Hi Ron or any accountants: *** I guess from that salutation, you already know I'm NOT and accountant .. but in case you don't, I'm not. I'm a former lowly communications engineer who occasionally was the recipient of NQSOs.

I am under the impression that the "Tax Benefit from Exercise of Stock Options", that we often see in companies' operating cash flow statements on the 10Qs, is a different item from the compensation expense related to the option grant event. *** Of course, I agree with that. That's a paraphrase of your quote of my post.

Ron



To: hueyone who wrote (119872)6/4/2002 5:20:34 PM
From: rkral  Read Replies (2) | Respond to of 152472
 
Cancelled my conclusions re Levin/McCain S.1940 bill ...
... and plan to review conclusions re employee stock options.

My confidence in my understanding of this option stuff is now shaken, since I ran across "Section-by-Section Analysis of S. 1940 Ending the Double Standard for Stock Options Act", on Senator Carl Levin's web site. levin.senate.gov

The S.1940 Analysis does not use the word "grant", so I'm no longer sure S.1940 addresses the option grant expense, the 'SFAS 123 expense' .. but the Buffett article implies a Levin/McCain bill does address that issue. I trust what Mr. Buffett says, so I suspect the S.1940 Analysis could go a bit further than it does. I'll be drilling deeper until the understanding has returned.

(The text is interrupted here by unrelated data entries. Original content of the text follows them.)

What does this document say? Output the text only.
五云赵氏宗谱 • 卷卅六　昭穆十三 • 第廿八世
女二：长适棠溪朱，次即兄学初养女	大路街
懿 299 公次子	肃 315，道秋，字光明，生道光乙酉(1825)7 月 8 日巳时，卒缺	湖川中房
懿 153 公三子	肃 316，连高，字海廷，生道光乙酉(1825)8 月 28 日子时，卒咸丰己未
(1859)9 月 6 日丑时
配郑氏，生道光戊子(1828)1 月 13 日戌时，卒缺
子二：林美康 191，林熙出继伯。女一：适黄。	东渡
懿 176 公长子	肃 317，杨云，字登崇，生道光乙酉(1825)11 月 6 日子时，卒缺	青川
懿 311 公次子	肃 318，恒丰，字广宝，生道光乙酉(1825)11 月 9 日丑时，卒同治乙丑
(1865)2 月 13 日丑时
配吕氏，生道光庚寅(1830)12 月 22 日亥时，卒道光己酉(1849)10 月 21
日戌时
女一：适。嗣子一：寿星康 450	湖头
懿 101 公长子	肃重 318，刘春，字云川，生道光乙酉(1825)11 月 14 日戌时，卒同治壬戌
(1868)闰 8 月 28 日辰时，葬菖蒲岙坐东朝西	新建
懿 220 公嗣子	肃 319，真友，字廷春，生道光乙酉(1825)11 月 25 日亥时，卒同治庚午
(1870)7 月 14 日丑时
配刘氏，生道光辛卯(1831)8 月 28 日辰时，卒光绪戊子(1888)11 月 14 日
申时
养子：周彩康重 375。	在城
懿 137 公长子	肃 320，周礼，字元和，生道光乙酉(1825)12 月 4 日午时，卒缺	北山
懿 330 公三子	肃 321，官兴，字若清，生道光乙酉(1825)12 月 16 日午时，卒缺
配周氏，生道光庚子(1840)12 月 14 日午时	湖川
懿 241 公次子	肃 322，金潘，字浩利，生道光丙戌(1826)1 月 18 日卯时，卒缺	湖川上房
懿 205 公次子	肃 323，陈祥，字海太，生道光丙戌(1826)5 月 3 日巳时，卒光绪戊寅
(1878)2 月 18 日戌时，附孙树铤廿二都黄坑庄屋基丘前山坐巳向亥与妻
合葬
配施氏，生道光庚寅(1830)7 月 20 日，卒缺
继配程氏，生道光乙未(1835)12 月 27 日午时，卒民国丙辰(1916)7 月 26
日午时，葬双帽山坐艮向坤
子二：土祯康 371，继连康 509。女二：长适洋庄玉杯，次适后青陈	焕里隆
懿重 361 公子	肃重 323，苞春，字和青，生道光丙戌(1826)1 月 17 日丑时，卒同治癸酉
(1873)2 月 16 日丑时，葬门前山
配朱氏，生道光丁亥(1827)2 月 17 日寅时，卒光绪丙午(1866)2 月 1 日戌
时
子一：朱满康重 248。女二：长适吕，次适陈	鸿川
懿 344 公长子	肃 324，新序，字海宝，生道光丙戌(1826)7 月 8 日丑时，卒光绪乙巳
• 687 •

There wouldn't be more than one Levin/McCain bill re options, would there? <g>

Ron



To: hueyone who wrote (119872)6/4/2002 5:37:17 PM
From: Stock Farmer  Read Replies (4) | Respond to of 152472
 
Hueyone - The companies get a Stock Option Compensation Tax Benefit equal to the ACTUAL stock option cost in a reporting period. Which is given by the difference between strike price and market price at exercise.

And employees get taxed on the ACTUAL stock option benefit they receive. Which (for those who sell) is also the difference between strike price and market price.

It's not any more complicated than that.